周不辞接着说:“狗儿的轻功你也是见识过,他若不想现身,我都拿他没法子。”说完他撑起身,瞅一眼雁平丘的表情,又重新趴回去,接着说:“如今送信不便,若是担心逸王爷,狗儿正派得上大用来着。”
雁平丘心事重重,没两句便被他哄出了真话,问道:“狗儿?不好吧?太危险了。”
周不辞说:“前几日你不在,狗儿来找我,说想回去探探惠都的情况,眼下四处封锁,他倒是能来去自如。”
“这小子……”雁平丘想夸几句,又怕真让狗儿去送了命,忍了忍,将好话憋了回去。
“这也正是我想的,两军交战,我们起码先摸透对方的底细,来日商量起对策来,也不至于两眼一抹黑。”周不辞从雁平丘身上滑下来,撑着头靠在他身侧。
“我潜行的功夫比不得他,去了只怕探不出什么,况且……如今成亲了,也不想与你分开。”
雁平丘闻言心头起了热气,转身将人搂在怀裏抱了个安稳。
乱世倾颓,只怕唯有眼下这一怀暖意熨帖,才能将人自无边无际的黑夜裏捞出些许来。
但周不辞并不是出于宽慰说谎,狗儿确实来找过周不辞,只是狗儿带了些自己的私心,并未挑明,周不辞是有计较的,既是肯出力,自然辜负不得。
狗儿的私心也很简单,就是升小旗。
本来从迤城回来就要升,碰上将军受伤,他总找不到机会提一嘴,眼下这个机会再好不过,放眼望去,整个斥候营,潜行比得上他的,便是算到雁平丘枕头边上,都没一个比他强。
狗儿自信地啃着馕饼,这叫什么,这就是活该他狗爷出头。
于是雁平丘这日晌午,将狗儿唤来军营,遂了他的愿。
雁平丘使个眼色,让老熊将小旗的制服递给狗儿,惊喜来得太快,狗儿一时没反应过来,楞在原地,直到熊校尉拿手肘捅咕他,才如梦初醒地接过制服,正要下跪,被雁平丘拉住了。
雁平丘说:“既做了小旗,就起个威风的名字,狗儿狗儿的,不像话。”
狗儿眼角酸胀,吸了吸鼻子,说:“回将军,那时候太小,记不得爹娘的名姓了。”
雁平丘说:“猜到了,人既守在雁守,就与我一同姓雁吧。”
狗儿抹了把眼泪,猛烈地点了点头,在心裏默默地记下了日子,这是他第一次有了姓名的日子。
狗儿问:“将军,我姓雁!那我叫啥!”
雁平丘被问住了,他也没想好,想了一晚上,大力,一刀,飞龙,猛虎,无敌……他说一个,周不辞就笑话一顿,他认真说,周不辞认真笑,最后雁平丘翻身睡了,气得不理人。
周不辞说:“南璋,雁南璋,意思是……”
“真好听!!!”狗儿激动地跪下来,举着衣服要给周不辞磕头,意思是什么不重要,他觉得自己的名字是此刻世上最最好听的名字。
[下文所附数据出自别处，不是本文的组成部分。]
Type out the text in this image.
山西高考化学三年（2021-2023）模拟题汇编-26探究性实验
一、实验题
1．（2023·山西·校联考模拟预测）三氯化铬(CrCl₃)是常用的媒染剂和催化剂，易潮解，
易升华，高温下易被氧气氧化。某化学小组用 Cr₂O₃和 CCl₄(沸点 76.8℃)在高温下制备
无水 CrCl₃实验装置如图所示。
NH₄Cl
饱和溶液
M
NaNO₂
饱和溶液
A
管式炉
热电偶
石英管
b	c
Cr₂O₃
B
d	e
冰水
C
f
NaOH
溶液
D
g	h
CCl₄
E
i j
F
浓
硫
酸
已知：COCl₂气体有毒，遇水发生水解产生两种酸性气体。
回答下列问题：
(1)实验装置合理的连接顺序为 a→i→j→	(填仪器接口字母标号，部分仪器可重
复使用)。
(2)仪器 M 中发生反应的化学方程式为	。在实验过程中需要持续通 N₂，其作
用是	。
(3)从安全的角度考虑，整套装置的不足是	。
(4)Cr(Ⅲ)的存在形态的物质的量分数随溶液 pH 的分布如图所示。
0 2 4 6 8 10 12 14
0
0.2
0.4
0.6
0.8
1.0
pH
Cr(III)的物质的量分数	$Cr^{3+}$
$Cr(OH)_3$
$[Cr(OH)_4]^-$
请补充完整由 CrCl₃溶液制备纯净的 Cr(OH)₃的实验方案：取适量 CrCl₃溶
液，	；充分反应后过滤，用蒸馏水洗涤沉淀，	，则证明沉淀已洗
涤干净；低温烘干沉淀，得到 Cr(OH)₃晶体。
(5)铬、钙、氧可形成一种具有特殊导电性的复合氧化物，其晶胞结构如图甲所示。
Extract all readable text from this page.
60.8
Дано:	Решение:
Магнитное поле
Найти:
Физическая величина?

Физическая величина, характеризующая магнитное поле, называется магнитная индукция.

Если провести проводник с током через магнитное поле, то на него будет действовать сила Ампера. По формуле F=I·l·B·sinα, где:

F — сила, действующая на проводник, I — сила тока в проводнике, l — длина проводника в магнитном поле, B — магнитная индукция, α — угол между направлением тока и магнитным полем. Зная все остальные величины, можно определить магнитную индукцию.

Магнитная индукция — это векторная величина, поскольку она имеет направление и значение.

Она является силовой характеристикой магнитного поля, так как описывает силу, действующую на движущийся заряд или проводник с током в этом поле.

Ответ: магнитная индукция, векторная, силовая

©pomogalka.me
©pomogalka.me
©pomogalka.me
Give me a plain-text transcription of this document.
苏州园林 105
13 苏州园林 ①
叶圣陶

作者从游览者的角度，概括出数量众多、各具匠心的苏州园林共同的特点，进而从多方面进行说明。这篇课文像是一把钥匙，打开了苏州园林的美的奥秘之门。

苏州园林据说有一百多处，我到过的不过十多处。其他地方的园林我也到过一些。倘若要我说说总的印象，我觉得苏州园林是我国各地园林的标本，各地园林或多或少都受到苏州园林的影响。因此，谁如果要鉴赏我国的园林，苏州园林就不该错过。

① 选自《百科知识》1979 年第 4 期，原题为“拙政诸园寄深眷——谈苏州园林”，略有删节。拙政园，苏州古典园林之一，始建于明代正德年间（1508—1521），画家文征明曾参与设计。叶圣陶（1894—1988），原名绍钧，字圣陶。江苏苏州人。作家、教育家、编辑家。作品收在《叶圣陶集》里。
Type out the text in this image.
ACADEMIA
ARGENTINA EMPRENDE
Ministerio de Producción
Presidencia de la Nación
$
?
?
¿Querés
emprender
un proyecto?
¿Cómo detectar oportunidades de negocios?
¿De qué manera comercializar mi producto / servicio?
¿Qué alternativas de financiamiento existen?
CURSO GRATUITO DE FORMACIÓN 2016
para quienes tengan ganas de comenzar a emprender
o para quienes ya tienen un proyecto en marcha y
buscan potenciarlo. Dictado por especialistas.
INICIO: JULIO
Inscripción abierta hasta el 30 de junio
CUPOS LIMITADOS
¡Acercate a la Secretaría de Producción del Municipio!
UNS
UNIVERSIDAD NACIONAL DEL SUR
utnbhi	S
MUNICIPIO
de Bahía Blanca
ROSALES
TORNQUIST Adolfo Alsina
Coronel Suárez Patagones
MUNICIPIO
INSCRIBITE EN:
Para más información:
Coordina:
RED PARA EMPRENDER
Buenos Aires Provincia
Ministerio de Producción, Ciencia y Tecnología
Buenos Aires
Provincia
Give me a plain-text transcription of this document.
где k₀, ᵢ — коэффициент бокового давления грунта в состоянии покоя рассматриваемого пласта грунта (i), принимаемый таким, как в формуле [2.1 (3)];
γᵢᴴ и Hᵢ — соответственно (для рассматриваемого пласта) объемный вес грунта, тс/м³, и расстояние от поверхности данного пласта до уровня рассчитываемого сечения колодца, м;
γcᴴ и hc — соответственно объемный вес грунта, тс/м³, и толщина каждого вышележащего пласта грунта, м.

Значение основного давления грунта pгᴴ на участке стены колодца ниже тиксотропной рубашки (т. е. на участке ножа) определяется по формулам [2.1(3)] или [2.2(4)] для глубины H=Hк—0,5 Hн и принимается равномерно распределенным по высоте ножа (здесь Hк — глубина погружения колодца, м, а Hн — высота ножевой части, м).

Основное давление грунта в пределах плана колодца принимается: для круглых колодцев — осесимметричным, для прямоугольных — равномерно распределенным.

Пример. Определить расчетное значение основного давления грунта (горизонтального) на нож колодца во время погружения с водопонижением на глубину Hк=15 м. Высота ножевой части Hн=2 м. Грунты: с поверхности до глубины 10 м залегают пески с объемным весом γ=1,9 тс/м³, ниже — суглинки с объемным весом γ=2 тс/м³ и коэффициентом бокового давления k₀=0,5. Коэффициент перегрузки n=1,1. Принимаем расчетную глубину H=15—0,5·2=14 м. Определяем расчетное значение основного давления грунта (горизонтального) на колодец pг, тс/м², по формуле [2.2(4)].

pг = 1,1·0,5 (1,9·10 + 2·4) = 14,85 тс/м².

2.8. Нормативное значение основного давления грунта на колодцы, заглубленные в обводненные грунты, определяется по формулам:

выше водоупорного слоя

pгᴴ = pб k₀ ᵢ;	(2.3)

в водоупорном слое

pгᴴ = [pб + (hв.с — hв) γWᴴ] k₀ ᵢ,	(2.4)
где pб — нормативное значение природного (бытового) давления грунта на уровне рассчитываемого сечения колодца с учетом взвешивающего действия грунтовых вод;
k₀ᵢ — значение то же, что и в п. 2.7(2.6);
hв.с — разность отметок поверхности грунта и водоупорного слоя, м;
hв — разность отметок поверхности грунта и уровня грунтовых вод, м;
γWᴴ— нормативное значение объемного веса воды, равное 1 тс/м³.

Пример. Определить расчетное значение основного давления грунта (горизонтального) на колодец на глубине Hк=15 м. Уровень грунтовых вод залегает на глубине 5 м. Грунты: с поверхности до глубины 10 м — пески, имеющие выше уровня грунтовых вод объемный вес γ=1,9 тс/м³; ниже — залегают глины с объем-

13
周不辞拉着狗儿,叮嘱道:“你说要去,我自是知道你的能耐,此去只管打探消息,旁的都不急,有任何情况,只管回来说与将军听,万不可擅自行动。”
狗儿站得笔直,向雁平丘和周不辞行了礼,走的时候腿都乐麻了。
夜裏,狗儿回到斥候营,见月奴红着眼眶在门口等他,不解地问:“怎的?有人欺负你了?”
“雁小狗!”月奴气急败坏,“你要去惠都怎的不带我!”
“因为……”狗儿要开口辩解,被月奴打断道:“你如今有了名姓,当了小旗,你知道吗!话本裏创业未半中道送命的倒霉家伙,临行前都有这般好事!”
每当月奴掉他那半死不活的书袋,狗儿就一个头两个大,只能听懂一半。眼下月奴跟他闹,他只好不明就裏地垂着头挨骂。
月奴骂累了,见狗儿没反应,拽了拽狗儿的袖子,说:“狗哥,此去凶险,你可千万不能像话本裏那些人一样送了命,不然我可一定去找你。”
狗儿看他哭得眼睛都肿起一圈,知道他是真的担心得狠了,抬手揉揉他的头发,认真地说:“放心,你狗哥厉害着呢!给你带南边好吃的回来。”
于是狗儿这一次终于换上一条崭新的裤子,骑着他自己挑中的一批棕色骏马,飞一般冲出了雁守城门,一路向南而去。